Phrased slightly differently, commodity prices have fallen well over 50% since April 2011, but oil prices have only participated in that rout since June 2014. Energy (broadly defined) accounts for only about 31% of the Bloomberg Commodity Index, so there is definitely a bigger story unfolding here.

I suggest you take a quick look at chart 1. As you can see, commodity prices have fallen out of bed pretty much across the board. Anything from sugar to iron ore is down significantly, and it is really hard to blame the fall in sugar prices on China, even if I try my best. China is largely self-sufficient on sugar and is not a major player in international sugar markets (chart 2), so what is going on?

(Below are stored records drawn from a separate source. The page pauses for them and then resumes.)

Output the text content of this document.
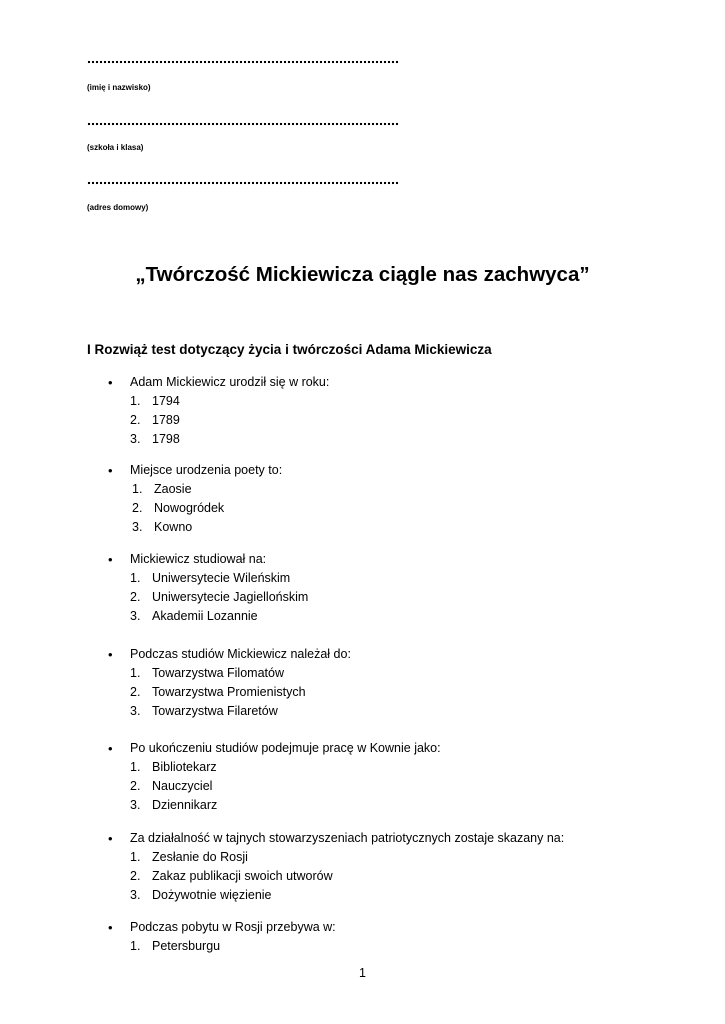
(imię i nazwisko)
(szkoła i klasa)
(adres domowy)
„Twórczość Mickiewicza ciągle nas zachwyca”
I Rozwiąż test dotyczący życia i twórczości Adama Mickiewicza
• Adam Mickiewicz urodził się w roku:
1. 1794
2. 1789
3. 1798
• Miejsce urodzenia poety to:
1. Zaosie
2. Nowogródek
3. Kowno
• Mickiewicz studiował na:
1. Uniwersytecie Wileńskim
2. Uniwersytecie Jagiellońskim
3. Akademii Lozannie
• Podczas studiów Mickiewicz należał do:
1. Towarzystwa Filomatów
2. Towarzystwa Promienistych
3. Towarzystwa Filaretów
• Po ukończeniu studiów podejmuje pracę w Kownie jako:
1. Bibliotekarz
2. Nauczyciel
3. Dziennikarz
• Za działalność w tajnych stowarzyszeniach patriotycznych zostaje skazany na:
1. Zesłanie do Rosji
2. Zakaz publikacji swoich utworów
3. Dożywotnie więzienie
• Podczas pobytu w Rosji przebywa w:
1. Petersburgu
1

Rising corporate leverage in emerging markets

One theory – and the one I subscribe to – is that many commodity producing countries have chosen to ignore the fact that, not that long ago, virtually the entire world suffered from the GFC and have continued to pile on debt, as if there is no tomorrow. You may wonder why that is. I am sure there is more than one reason, but attractive borrowing conditions (low interest rates) have to be one of them.

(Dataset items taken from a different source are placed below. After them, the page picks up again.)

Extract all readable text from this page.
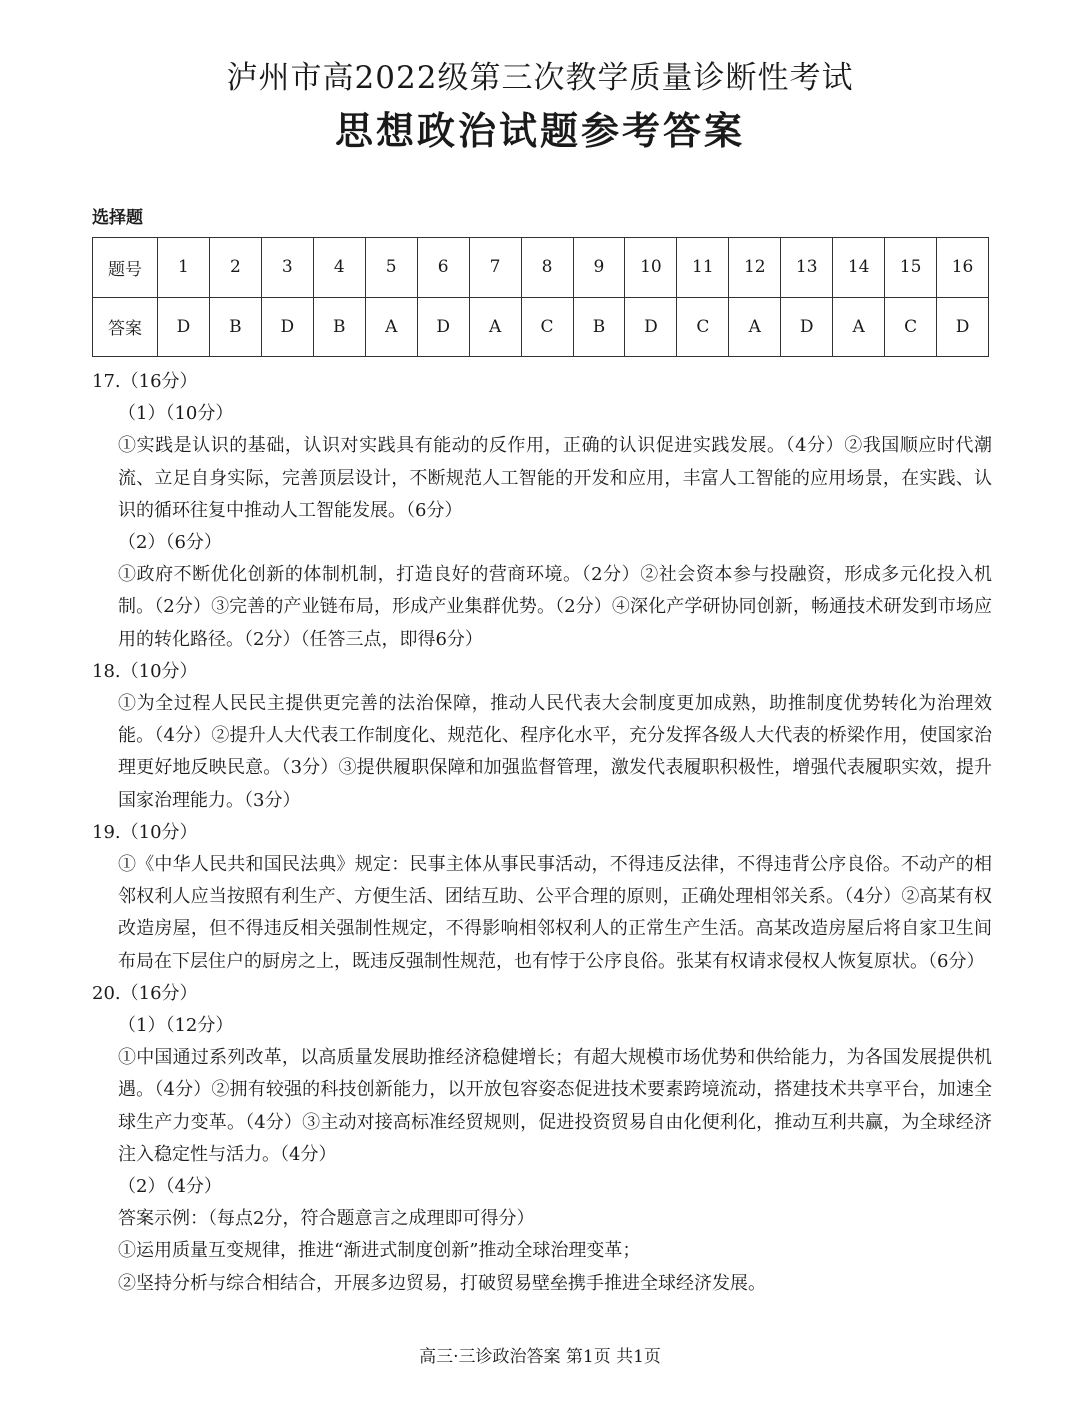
泸州市高2022级第三次教学质量诊断性考试
思想政治试题参考答案
选择题
题号	1	2	3	4	5	6	7	8	9	10	11	12	13	14	15	16
答案	D	B	D	B	A	D	A	C	B	D	C	A	D	A	C	D
17.（16分）
（1）（10分）
①实践是认识的基础，认识对实践具有能动的反作用，正确的认识促进实践发展。（4分）②我国顺应时代潮流、立足自身实际，完善顶层设计，不断规范人工智能的开发和应用，丰富人工智能的应用场景，在实践、认识的循环往复中推动人工智能发展。（6分）
（2）（6分）
①政府不断优化创新的体制机制，打造良好的营商环境。（2分）②社会资本参与投融资，形成多元化投入机制。（2分）③完善的产业链布局，形成产业集群优势。（2分）④深化产学研协同创新，畅通技术研发到市场应用的转化路径。（2分）（任答三点，即得6分）
18.（10分）
①为全过程人民民主提供更完善的法治保障，推动人民代表大会制度更加成熟，助推制度优势转化为治理效能。（4分）②提升人大代表工作制度化、规范化、程序化水平，充分发挥各级人大代表的桥梁作用，使国家治理更好地反映民意。（3分）③提供履职保障和加强监督管理，激发代表履职积极性，增强代表履职实效，提升国家治理能力。（3分）
19.（10分）
①《中华人民共和国民法典》规定：民事主体从事民事活动，不得违反法律，不得违背公序良俗。不动产的相邻权利人应当按照有利生产、方便生活、团结互助、公平合理的原则，正确处理相邻关系。（4分）②高某有权改造房屋，但不得违反相关强制性规定，不得影响相邻权利人的正常生产生活。高某改造房屋后将自家卫生间布局在下层住户的厨房之上，既违反强制性规范，也有悖于公序良俗。张某有权请求侵权人恢复原状。（6分）
20.（16分）
（1）（12分）
①中国通过系列改革，以高质量发展助推经济稳健增长；有超大规模市场优势和供给能力，为各国发展提供机遇。（4分）②拥有较强的科技创新能力，以开放包容姿态促进技术要素跨境流动，搭建技术共享平台，加速全球生产力变革。（4分）③主动对接高标准经贸规则，促进投资贸易自由化便利化，推动互利共赢，为全球经济注入稳定性与活力。（4分）
（2）（4分）
答案示例：（每点2分，符合题意言之成理即可得分）
①运用质量互变规律，推进“渐进式制度创新”推动全球治理变革；
②坚持分析与综合相结合，开展多边贸易，打破贸易壁垒携手推进全球经济发展。
高三·三诊政治答案 第1页 共1页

The net result today is that whilst corporates in developed markets have not added to pre-crisis debt levels, and in many cases actually reduced overall debt, corporate debt levels in EM countries are at an all-time high (chart 3).

Interest rates are currently low on either side of the Atlantic, but U.S. bank regulators are not coming down as hard on U.S. banks, as regulators over here are on European banks. Adding to that, the fact that many commodities are priced in U.S. dollars has made the USD an obvious choice of currency for borrowers in emerging markets, many of whom are commodity producers.